According to Andrei Mikonin, the lawyer and partner of legal firm S&K Vertikal, the court system is not suited for pacific settlement of disputes. RBC daily

5 August 2011

The Russian court system cannot be described as is ideally suited for supporting pacific settlement of disputes and protecting interests of the signatory parties to amicable agreement. Quite often, problems arise after the litigation has started. The point is that a dispute often includes several judicial proceedings in courts of different territorial jurisdiction, administrative jurisdiction and often in courts of different jurisdiction.

For instance, claims against guarantors filed with courts of general jurisdiction, claims against beneficiaries filed with foreign courts, and local actions in the arbitration court other than place of arbitration of the principal debtor etc., can be initiated simultaneously. In such case, contestants should accept the risk of discretion of all judges in all proceedings, when concluding a chain of amicable agreements. Any judge may, at his discretion, not to approve an amicable agreement by the scheduled date, and that may put the whole amicable settlement at risk of failure.

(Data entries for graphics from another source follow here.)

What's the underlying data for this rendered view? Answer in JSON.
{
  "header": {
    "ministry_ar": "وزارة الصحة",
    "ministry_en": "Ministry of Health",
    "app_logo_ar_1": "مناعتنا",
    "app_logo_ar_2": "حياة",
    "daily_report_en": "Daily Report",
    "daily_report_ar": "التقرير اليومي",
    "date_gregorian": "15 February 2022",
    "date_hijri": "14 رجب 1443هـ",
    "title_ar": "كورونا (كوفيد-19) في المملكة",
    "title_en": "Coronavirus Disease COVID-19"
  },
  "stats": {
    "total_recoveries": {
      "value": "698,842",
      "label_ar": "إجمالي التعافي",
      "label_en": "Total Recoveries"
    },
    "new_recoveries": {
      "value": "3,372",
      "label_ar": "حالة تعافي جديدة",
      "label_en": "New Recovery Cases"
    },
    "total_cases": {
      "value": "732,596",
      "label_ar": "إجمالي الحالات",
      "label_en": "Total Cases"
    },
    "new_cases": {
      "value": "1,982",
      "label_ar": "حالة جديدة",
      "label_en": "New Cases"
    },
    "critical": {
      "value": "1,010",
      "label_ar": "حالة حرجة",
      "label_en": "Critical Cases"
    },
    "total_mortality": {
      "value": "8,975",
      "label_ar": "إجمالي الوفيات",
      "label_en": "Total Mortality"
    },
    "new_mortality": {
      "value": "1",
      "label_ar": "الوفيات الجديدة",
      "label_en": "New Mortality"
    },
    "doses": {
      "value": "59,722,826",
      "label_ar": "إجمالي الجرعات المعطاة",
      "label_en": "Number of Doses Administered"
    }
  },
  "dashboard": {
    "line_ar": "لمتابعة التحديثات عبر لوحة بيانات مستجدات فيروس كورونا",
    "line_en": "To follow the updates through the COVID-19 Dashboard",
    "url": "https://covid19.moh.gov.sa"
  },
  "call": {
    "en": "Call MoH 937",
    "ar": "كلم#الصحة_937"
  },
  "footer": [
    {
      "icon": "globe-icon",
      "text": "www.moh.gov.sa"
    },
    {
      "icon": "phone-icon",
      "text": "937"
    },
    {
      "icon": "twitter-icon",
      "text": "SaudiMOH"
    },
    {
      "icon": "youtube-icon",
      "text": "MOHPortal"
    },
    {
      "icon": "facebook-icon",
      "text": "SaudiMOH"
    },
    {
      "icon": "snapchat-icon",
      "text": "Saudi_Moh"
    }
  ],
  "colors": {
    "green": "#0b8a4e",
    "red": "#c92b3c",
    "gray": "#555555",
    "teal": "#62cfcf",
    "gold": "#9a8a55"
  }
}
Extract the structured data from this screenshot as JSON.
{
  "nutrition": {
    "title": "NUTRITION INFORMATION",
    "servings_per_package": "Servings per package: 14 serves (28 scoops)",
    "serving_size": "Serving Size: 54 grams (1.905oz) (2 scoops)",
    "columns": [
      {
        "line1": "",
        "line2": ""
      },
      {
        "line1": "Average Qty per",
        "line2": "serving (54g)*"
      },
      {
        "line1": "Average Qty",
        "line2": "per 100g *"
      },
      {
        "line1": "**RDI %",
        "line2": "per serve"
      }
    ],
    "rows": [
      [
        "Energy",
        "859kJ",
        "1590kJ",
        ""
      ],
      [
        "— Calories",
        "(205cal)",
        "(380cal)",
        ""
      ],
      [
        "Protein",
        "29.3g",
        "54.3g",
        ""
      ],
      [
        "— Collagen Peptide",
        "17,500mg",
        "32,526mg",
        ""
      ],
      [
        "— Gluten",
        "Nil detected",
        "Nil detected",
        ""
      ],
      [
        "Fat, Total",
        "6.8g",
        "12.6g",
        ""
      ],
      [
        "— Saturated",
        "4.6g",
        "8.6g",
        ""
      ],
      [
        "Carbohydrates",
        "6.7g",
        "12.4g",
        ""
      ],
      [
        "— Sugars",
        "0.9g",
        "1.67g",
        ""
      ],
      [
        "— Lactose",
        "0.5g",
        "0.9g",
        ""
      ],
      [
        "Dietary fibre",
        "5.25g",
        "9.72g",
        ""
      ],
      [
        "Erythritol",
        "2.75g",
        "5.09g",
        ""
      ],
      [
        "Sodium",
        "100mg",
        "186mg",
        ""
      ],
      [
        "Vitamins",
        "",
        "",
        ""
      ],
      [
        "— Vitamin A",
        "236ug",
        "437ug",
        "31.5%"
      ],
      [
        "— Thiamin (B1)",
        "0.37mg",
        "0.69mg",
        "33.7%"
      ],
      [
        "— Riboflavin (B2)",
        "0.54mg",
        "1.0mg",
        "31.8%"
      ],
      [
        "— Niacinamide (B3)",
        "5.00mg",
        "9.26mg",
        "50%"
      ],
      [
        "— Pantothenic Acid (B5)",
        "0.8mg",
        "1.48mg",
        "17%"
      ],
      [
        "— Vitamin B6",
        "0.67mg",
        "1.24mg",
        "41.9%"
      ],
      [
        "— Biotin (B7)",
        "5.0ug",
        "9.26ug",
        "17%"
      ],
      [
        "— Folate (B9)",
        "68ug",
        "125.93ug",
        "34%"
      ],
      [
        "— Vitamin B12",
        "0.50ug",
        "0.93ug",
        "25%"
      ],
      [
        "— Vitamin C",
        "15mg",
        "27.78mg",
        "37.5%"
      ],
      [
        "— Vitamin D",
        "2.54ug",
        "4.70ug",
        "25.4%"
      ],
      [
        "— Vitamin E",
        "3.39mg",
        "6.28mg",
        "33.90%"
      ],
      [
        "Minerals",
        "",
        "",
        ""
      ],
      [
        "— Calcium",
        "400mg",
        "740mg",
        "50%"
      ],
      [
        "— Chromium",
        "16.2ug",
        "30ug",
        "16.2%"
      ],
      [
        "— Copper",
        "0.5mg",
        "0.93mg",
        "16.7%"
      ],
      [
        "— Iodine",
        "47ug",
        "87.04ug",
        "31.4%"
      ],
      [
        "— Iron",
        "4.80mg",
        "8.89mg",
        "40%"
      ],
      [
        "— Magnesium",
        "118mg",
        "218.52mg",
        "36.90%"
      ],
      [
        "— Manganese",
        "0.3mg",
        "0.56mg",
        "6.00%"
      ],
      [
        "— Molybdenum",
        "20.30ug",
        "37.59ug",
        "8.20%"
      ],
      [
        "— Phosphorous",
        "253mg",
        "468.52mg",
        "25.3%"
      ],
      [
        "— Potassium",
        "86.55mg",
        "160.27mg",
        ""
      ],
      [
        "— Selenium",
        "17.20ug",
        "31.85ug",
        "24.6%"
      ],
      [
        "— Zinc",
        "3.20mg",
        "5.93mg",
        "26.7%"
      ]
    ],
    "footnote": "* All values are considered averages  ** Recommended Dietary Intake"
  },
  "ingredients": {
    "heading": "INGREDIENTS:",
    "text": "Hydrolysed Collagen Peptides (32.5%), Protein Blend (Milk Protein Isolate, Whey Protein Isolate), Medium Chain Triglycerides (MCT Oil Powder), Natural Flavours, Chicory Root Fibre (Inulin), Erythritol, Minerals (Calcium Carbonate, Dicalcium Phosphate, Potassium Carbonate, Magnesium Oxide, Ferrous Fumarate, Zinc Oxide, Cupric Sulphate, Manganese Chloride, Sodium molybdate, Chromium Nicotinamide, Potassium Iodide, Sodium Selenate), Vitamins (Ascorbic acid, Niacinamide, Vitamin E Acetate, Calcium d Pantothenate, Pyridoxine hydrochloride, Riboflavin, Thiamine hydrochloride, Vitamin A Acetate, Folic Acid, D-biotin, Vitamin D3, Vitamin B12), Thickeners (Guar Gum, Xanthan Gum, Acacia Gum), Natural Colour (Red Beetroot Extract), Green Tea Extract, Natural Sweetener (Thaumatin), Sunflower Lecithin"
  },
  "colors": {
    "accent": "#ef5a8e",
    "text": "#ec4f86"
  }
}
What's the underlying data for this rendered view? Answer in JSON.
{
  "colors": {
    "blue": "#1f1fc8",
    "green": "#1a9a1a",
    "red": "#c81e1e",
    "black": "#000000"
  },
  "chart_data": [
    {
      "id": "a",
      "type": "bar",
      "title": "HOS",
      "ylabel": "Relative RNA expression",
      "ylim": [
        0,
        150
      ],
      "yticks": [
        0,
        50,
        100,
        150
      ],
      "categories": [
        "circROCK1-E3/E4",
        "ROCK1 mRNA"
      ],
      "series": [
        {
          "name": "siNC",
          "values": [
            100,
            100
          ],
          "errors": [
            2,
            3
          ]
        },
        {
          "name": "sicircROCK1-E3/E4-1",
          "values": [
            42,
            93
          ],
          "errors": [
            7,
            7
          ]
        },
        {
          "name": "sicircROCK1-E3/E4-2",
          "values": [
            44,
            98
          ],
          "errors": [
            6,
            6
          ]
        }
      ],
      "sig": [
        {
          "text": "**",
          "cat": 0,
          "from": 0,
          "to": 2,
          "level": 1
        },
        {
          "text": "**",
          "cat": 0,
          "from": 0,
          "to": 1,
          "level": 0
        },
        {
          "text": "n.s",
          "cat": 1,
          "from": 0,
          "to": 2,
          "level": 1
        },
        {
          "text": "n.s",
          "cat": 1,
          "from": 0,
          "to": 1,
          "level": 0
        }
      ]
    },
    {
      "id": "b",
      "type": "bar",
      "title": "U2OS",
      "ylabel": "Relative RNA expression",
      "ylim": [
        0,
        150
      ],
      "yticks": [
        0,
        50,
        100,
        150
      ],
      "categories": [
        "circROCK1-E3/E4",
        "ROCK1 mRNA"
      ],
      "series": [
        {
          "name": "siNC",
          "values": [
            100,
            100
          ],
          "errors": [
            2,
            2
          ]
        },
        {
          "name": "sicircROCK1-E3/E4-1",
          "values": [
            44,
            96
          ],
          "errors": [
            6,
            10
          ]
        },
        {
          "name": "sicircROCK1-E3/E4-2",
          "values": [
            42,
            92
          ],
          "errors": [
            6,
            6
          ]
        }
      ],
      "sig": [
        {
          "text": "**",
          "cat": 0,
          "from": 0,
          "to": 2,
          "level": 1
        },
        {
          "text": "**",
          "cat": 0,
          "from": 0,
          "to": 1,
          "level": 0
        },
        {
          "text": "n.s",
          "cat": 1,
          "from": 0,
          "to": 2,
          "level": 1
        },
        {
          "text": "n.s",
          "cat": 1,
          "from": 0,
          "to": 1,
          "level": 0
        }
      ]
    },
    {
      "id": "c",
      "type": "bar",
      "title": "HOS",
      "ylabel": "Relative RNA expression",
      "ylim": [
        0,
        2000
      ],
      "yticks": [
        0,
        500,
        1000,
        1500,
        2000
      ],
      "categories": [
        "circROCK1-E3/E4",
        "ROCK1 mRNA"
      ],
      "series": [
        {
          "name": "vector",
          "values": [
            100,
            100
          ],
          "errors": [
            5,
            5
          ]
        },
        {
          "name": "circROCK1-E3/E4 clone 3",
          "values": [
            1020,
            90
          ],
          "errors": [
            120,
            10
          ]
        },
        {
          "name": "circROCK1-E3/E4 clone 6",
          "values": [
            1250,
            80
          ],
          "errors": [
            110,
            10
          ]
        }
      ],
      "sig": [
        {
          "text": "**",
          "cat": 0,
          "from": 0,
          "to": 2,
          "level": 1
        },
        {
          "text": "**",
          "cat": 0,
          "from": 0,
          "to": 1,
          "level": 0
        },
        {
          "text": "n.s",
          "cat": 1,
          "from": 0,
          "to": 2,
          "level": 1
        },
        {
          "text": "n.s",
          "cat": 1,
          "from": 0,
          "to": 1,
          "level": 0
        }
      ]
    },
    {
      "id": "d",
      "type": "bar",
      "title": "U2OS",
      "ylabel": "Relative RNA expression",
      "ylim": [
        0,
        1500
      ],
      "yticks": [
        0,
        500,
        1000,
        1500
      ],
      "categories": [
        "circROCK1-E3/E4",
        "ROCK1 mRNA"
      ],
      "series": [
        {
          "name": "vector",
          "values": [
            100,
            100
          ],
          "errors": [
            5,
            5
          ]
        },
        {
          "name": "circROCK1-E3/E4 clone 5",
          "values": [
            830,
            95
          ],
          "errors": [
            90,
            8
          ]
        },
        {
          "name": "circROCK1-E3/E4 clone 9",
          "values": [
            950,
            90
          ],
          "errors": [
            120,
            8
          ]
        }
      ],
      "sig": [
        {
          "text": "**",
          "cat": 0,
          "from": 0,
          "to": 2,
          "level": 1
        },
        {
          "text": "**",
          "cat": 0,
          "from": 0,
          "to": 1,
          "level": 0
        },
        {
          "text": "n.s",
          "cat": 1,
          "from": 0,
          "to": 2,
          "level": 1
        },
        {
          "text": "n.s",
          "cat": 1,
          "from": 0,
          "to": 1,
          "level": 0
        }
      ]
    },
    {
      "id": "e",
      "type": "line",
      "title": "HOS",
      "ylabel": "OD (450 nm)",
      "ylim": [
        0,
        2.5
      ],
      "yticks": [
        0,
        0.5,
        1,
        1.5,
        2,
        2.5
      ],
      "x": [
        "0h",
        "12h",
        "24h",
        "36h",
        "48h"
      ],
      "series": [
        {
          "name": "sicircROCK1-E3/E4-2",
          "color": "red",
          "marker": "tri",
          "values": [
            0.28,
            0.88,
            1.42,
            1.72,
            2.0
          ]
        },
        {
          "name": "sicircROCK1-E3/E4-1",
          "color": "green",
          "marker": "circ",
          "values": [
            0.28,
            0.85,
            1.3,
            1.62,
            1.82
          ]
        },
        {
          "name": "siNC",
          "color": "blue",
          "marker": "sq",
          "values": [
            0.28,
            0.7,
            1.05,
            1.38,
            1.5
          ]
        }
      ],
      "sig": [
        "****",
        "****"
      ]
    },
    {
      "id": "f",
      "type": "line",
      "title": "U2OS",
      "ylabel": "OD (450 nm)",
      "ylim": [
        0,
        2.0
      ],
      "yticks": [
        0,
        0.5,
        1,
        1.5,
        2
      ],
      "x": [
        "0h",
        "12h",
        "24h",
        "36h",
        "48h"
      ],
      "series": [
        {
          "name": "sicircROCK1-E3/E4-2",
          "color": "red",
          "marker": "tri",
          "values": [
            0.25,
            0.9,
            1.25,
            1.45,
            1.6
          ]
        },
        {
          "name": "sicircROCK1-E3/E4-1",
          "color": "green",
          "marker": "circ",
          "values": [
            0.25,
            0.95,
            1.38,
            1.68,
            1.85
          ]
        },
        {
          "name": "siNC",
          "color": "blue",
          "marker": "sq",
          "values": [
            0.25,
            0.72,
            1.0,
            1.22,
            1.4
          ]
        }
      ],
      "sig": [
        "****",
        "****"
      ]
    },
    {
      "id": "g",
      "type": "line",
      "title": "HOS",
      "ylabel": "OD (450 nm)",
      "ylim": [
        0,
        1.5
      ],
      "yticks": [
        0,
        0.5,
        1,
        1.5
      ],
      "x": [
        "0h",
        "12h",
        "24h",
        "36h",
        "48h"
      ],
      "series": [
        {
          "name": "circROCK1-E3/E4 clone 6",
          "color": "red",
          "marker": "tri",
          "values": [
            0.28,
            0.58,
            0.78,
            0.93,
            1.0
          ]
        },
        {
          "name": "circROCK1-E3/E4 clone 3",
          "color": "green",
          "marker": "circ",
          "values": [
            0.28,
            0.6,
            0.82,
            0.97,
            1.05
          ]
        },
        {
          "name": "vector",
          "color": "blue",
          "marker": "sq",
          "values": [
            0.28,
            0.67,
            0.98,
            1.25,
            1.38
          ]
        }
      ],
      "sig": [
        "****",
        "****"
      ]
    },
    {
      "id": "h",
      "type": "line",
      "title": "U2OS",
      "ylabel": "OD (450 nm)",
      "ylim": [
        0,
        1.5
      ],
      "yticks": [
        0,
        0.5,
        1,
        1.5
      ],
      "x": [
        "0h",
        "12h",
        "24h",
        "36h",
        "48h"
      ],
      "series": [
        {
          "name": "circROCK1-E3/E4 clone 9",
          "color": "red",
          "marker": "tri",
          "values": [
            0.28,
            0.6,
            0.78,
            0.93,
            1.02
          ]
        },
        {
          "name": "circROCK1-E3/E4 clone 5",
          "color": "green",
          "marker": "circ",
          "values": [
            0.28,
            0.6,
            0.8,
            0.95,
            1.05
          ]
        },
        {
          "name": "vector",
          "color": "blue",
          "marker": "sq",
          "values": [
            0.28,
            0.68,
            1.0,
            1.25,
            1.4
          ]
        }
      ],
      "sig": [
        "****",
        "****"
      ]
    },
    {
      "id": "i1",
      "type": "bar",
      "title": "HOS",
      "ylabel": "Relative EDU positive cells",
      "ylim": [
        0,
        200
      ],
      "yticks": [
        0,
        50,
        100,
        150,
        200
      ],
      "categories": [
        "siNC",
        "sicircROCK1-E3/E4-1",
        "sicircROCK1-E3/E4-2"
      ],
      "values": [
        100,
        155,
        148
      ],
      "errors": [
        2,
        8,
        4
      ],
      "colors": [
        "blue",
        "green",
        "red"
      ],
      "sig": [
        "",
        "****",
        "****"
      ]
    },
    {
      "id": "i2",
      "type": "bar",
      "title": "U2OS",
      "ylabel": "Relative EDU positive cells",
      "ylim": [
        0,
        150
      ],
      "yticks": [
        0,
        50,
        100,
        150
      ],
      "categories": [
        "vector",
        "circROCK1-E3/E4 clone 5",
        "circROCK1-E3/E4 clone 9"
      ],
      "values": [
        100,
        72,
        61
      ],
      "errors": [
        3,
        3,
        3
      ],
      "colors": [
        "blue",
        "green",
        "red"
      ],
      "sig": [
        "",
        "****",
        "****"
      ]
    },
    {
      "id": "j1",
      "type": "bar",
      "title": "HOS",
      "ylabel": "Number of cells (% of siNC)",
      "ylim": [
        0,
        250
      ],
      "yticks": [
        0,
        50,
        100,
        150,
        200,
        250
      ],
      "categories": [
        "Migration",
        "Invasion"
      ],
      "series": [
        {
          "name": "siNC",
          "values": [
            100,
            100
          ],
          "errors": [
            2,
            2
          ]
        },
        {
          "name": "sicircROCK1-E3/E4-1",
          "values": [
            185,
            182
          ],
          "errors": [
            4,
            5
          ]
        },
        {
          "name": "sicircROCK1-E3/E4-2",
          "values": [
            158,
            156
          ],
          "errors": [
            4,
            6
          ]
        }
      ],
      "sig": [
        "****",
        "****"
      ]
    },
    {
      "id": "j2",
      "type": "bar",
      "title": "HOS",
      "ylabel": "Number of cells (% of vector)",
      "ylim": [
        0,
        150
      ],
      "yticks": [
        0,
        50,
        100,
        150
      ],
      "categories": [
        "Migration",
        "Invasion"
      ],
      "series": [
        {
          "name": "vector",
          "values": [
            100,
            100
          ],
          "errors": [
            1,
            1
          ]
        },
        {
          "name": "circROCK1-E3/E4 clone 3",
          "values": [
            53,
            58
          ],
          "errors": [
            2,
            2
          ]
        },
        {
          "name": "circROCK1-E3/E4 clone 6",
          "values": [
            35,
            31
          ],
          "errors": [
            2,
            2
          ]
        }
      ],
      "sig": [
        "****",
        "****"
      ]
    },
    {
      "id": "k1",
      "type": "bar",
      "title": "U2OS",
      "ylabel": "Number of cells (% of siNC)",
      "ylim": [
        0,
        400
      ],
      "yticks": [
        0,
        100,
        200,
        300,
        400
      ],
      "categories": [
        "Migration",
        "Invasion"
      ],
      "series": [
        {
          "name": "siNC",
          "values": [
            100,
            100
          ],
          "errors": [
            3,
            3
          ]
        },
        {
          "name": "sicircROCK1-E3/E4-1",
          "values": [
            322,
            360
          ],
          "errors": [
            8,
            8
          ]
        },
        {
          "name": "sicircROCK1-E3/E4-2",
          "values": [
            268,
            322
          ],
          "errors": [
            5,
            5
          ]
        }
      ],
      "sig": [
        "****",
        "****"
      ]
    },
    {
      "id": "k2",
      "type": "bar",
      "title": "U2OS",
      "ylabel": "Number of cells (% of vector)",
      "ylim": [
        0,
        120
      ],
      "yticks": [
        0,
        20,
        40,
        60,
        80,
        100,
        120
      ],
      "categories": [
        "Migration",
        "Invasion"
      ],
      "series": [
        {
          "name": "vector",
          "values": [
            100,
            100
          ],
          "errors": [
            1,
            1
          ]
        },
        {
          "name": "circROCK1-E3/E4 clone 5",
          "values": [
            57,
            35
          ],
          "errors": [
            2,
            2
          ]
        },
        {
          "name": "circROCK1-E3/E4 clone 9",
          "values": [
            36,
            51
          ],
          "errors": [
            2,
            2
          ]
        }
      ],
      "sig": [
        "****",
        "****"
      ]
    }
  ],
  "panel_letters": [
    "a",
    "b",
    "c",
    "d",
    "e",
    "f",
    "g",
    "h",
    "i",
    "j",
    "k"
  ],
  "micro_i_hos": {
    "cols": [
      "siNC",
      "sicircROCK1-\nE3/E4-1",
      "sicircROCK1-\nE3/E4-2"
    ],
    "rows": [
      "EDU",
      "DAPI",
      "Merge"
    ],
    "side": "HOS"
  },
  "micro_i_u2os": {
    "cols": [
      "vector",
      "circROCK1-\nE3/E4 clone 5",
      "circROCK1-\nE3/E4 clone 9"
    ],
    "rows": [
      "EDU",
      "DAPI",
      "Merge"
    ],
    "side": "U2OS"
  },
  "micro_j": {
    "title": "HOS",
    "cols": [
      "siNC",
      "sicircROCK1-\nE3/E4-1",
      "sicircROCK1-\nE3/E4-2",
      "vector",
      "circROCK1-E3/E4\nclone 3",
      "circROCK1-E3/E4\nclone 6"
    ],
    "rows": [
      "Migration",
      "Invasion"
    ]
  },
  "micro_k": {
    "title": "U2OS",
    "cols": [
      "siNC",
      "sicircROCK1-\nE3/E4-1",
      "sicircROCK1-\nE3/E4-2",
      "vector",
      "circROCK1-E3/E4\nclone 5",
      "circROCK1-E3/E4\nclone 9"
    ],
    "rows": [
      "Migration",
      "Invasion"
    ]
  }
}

The adjective legislation lacks procedures necessary to solve this issue. For instance, it is impossible to expressly secure execution of any amicable agreement without losing momentum (of the other proceedings). None of the parties has the right to waive claim with a guarantee that proceedings shall be resumed, should the other party refuse to observe the terms of agreement. They also cannot undertake to waive further claims. Therefore, in existing conditions the fact that litigation is already initiated does not provide for a possibility to conclude an amicable agreement, even in a situation when it has profits for both sides.